The European Market is located in Downtown Fargo, down the sidewalk from Nichole’s Fine Pastry. Their Facebook updates describe their latest deliveries from the East Coast including pastries, cheeses, and cured meats. In early January, Forum reporter John Lamb wrote about his visit to the Market and the foods he sampled. I stopped in this past weekend to check it out for myself.

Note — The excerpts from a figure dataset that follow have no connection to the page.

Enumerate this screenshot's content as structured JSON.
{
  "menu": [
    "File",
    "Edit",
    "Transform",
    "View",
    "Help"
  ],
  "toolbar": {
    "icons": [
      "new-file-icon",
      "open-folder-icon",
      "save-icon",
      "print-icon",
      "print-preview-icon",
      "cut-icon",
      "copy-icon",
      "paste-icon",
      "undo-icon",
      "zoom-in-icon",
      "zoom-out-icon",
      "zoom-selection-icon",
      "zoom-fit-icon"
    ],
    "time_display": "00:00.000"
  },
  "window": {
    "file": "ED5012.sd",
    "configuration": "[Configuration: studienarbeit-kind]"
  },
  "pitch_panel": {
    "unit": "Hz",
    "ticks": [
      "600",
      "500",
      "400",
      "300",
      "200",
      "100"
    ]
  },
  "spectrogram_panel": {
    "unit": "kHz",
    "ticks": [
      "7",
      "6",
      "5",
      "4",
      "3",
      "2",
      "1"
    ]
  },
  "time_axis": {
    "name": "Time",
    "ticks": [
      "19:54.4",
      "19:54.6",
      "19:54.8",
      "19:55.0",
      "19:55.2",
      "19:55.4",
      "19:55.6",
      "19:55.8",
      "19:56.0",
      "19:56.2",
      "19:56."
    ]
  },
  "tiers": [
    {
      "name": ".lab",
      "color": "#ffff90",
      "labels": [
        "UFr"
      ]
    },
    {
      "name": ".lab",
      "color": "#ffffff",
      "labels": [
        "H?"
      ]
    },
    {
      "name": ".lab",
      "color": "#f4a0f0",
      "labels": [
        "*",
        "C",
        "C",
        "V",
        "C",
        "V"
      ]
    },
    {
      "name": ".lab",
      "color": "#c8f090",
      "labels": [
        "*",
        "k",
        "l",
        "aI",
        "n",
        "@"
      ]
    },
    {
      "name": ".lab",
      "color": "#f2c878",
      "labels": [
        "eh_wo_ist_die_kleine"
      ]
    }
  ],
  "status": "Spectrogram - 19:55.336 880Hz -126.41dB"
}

The shop is tiny but features a cross-section of foods from Eastern Europe and Russia. Its selection is limited, but thoughtful, as if the proprietor cut to the chase and picked out her favorite things to feature. I chose a bag of frozen beef and pork pelmini dumplings from the frozen foods case that also containsed frozen blintzes, and additional pelmini varieties in both a veal and sweet variety. Across from the frozen section is a shelf of dry goods. I grabbed a jar of sweet and spicy eggplant spread and buttery crackers. I was also intrigued by jars of fruit preserves and tiny, pickled patty pan squash, though I passed on this visit.

Next, I visited the deli counters featuring cheeses and cured meats. I tend to be a shy and slightly bashful person, but I’m glad I asked Katerina for suggestions. She encouraged me to sample a variety of cheeses, from smoked Gouda to a mild, dimpled cheese from Lithuania. I noticed a few more cheeses in the refrigerated cooler. One appeared soft and spreadable, while another reminded me of feta. Next time, I’ll explore the cured meats. Finally, the cooler to the left of the cheese case featured fancy desserts. Tidy rectangles of layered cakes and pastries in all colors. Like the rest of the store’s offerings, they, too, were affordable.

My bill was $14.

This is frickin’ awesome.

Katerina instructed me to boil the pelmini for seven minutes in salted, boiling water along with a bay leaf and enjoy them with ketchup or sour cream. After I boiled the dumplings, I tossed them into a pan and sauteed them with butter infused with caramelized onions and hot chili.

They were porky and succulent. A nice lunch for two (with leftovers) for $4 a bag. My friend, Yuliya, who coordinates the local Fargo Foodies Network in Fargo makes her own pelmini and recommended this video tutorial. She fills hers with ground beef, garlic, and green onion and serves them with sour cream and sprinkled with dill.

While I was exploring the European market, a couple popped in to visit. They looked around and left without trying anything. Confronting a deli case filled with unfamiliar meats and cheeses can feel intimidating, but don’t be afraid to ask for suggestions or samples. I’ve rarely met a propriator unwilling to show off his or her favorite foods.